Posted by Paul Rhodes on 18/08/2022 16:22:07:
Dave ,
You really can not have your cake and eat it. By all means take an absolutist view and ignore the historical record as a local inconvenience. That in fact is your personal opinion(though paradoxically you seek to portray yourself as above mere opinion). I have no issue with that position.
However, laying aside your virtue massaging of being above the man in the pub in your insight, you can not couch your final conclusions in terms of uncertainty. So scientific “ consensus”, “is probably true”, and “ almost certainly right”, do not concord with this admirable absolutism.
You started your peroration so well too.
Paul
If I'm coming over as absolutist, that's a mistake. To me it's all shades of gray.
Science isn't absolute either – it's a continual improvement process. Early science is an interesting mix of right and wrong because it lacked formality. Too much depended on clever chaps making convincing arguments without rigorously testing the evidence. Ptolemy's mathematical model was accepted for centuries because it successfully predicted the course of the planets and eclipses. But he assumed the earth was the centre of the universe, which complicated his maths suspiciously and didn't explain all the evidence. Galileo realised the maths was simpler and more evidence fitted if it was assumed the Sun is the centre, and the earth revolves around it with all the other planets. Large numbers of people found the new explanation unacceptable, but their alternatives were unsupported by the evidence.
In the next generation, Newton made a gigantic leap forward by identifying and quantifying all the laws of motion. His work led directly to the modern world, and provided firm foundations for a mass of other scientific and technical advances, all of them based on rational thought supported by strict rules of evidence. Personal opinion is low value, and great reputations do not mean much. By about 1890, many scientists thought Newtonian Physics was nearly complete, apart from a few effects it didn't explain. Investigating them showed that Newton was wrong.
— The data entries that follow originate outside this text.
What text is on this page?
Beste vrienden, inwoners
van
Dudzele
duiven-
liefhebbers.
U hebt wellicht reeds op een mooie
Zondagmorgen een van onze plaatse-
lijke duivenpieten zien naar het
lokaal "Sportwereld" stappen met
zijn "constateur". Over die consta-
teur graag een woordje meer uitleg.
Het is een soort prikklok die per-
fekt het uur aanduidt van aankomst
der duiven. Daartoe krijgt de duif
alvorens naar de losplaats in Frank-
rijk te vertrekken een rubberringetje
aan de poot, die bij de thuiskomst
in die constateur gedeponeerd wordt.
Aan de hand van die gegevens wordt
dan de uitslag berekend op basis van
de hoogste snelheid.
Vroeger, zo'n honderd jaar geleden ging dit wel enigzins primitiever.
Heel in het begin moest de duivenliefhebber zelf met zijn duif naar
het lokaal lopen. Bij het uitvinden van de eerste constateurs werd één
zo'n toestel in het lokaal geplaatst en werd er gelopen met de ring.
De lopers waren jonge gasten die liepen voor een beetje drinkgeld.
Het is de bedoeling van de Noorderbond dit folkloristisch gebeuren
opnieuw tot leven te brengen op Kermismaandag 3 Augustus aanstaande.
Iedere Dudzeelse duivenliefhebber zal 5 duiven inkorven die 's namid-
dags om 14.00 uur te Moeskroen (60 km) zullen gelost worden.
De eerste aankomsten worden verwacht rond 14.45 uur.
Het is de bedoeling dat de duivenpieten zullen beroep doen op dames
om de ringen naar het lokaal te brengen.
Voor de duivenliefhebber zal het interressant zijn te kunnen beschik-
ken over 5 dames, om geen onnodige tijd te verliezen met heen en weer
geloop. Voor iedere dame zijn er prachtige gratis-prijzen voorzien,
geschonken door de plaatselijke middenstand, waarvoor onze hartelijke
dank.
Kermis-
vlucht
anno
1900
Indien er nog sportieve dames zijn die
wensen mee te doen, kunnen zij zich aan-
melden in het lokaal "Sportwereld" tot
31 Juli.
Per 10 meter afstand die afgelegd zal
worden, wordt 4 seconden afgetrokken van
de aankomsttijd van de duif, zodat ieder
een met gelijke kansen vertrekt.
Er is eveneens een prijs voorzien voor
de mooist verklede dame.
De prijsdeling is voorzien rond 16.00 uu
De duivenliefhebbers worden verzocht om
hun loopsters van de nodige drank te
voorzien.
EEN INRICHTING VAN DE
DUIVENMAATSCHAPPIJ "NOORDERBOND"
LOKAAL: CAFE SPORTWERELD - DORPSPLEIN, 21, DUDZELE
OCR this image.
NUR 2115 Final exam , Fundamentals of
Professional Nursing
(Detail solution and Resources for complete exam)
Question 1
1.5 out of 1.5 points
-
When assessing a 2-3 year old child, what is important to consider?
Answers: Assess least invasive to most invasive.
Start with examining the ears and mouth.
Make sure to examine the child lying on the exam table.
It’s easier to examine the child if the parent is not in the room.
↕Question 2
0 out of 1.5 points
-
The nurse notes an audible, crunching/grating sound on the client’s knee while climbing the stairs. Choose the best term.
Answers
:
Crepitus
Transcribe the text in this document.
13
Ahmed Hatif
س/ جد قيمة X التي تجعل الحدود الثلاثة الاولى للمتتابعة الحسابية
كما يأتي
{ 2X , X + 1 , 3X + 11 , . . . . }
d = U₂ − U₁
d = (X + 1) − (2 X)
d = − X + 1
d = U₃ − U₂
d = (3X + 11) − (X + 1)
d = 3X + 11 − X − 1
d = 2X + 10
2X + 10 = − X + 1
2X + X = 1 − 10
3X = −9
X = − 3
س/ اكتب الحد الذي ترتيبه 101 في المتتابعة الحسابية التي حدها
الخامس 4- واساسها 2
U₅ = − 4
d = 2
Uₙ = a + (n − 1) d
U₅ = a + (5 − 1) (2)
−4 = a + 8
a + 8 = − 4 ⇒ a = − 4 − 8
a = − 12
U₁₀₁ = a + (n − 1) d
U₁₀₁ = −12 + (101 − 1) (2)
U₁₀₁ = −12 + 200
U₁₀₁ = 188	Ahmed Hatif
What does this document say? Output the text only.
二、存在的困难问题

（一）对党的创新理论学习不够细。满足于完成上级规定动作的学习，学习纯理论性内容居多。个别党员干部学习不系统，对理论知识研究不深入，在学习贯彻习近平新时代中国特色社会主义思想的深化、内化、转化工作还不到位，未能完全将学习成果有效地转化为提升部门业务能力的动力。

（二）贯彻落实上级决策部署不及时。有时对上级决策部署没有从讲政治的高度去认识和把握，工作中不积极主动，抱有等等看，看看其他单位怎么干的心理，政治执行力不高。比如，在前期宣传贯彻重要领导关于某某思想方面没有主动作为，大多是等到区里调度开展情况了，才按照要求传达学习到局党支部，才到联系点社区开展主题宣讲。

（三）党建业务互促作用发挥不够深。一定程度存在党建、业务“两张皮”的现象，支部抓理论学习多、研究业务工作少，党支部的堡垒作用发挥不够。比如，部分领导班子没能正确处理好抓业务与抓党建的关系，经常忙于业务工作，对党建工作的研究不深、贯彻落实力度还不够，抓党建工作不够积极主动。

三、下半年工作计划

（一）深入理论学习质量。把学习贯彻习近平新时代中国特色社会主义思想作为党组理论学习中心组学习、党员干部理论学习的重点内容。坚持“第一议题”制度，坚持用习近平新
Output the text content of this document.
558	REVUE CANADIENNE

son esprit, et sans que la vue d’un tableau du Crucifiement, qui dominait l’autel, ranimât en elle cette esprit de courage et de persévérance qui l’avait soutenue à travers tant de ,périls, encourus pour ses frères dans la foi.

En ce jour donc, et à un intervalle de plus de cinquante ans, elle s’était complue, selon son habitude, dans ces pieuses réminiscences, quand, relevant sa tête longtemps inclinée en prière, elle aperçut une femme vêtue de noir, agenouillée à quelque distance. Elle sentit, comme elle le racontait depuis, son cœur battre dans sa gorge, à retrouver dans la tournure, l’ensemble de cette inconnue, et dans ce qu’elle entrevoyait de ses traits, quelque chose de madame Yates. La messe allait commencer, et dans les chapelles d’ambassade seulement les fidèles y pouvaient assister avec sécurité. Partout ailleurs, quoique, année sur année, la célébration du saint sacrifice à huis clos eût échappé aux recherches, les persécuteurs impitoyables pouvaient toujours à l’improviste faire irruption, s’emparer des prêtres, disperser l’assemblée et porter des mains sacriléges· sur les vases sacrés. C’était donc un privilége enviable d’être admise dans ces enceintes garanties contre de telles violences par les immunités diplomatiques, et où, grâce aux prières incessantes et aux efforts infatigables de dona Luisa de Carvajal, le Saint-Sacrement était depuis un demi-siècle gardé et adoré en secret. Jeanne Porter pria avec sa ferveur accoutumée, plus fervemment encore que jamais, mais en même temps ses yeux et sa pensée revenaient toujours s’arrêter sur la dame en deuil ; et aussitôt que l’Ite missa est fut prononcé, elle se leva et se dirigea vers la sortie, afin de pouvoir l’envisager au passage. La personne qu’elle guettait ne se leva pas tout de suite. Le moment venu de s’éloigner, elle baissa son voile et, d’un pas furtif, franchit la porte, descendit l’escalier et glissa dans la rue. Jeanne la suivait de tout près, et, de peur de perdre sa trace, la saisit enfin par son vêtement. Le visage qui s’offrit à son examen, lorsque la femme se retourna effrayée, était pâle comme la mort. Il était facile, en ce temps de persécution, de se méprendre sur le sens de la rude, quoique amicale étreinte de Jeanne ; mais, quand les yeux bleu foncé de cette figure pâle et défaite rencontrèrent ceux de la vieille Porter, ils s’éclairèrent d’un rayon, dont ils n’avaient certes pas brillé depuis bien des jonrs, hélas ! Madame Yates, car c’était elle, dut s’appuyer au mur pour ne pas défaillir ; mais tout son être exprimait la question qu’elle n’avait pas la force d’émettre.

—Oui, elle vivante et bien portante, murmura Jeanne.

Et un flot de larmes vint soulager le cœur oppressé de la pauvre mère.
Not wrong in the sense it produced bad answers, but wrong in the sense the maths didn't match very big, very fast, or very small phenomena. Examples include the source of the sun's energy, photo-electric effect, energy travelling through space, radioactivity etc. Thinking about gravity in a different way led Einstein to Relativity, which at the time many found difficult to accept, but – so far – all the new evidence supports it. However, relativity doesn't explain very small effects, for which a different set of maths is needed. This is the extremely strange world of Quantum physics.
State of play:
- Good understanding of and predictability of very fast, very big physics, (space craft, black holes, big bang, galaxies etc), not possible to confirm everything by experiment:
- Near perfect understanding and predictability of human-scale physics (things we can touch, see , smell or otherwise detect.) Almost everything can be confirmed by experiment.
- Reasonable understanding and predictability of very small Quantum effects (atoms, sub-atomic particles, etc). Impossible to confirm everything by experiment
- Science knows things are still missing because giant, normal, and tiny physics all work, but not at the same time. All have been arrived at by consensus, and all are probably right, but there's more to do. If it walks like a duck, looks like a duck, and quacks like a duck it probably is, but there's still room for doubt – that science needs to investigate further, doesn't invalidate the Duck Hypothesis. Although not 100% conclusive scientific method is fairly certain it's not an Ostrich in disguise.
In technical matters, scientific method progresses to truth far more effectively than lay opinion. It's superior to beliefs because it follows disciplined methods specifically designed to home in on the truth whatever it might be. Science has strict rules about constitutes evidence. As almost anything goes in belief systems because no formal evidence is required, science rejects opinion unless it's properly supported in scientific terms.
Opinion is valid in politics because politics is about how we want to live rather than a search for the truth. Sorry to disappoint people with strong lay opinions, but establishing the truth of global warming is a technical problem requiring scientific method. The science behind global warming can't be rejected for political reasons, but politicians are allowed to ignore it if that's what people want. Choosing to party on despite the consequences is always an option.
Scientific Method isn't an opinion – it's an effective system, shown repeatedly to be more reliable than hearsay, guesswork, old-ways are the best, vested interest, over-simplifications, and wishful thinking.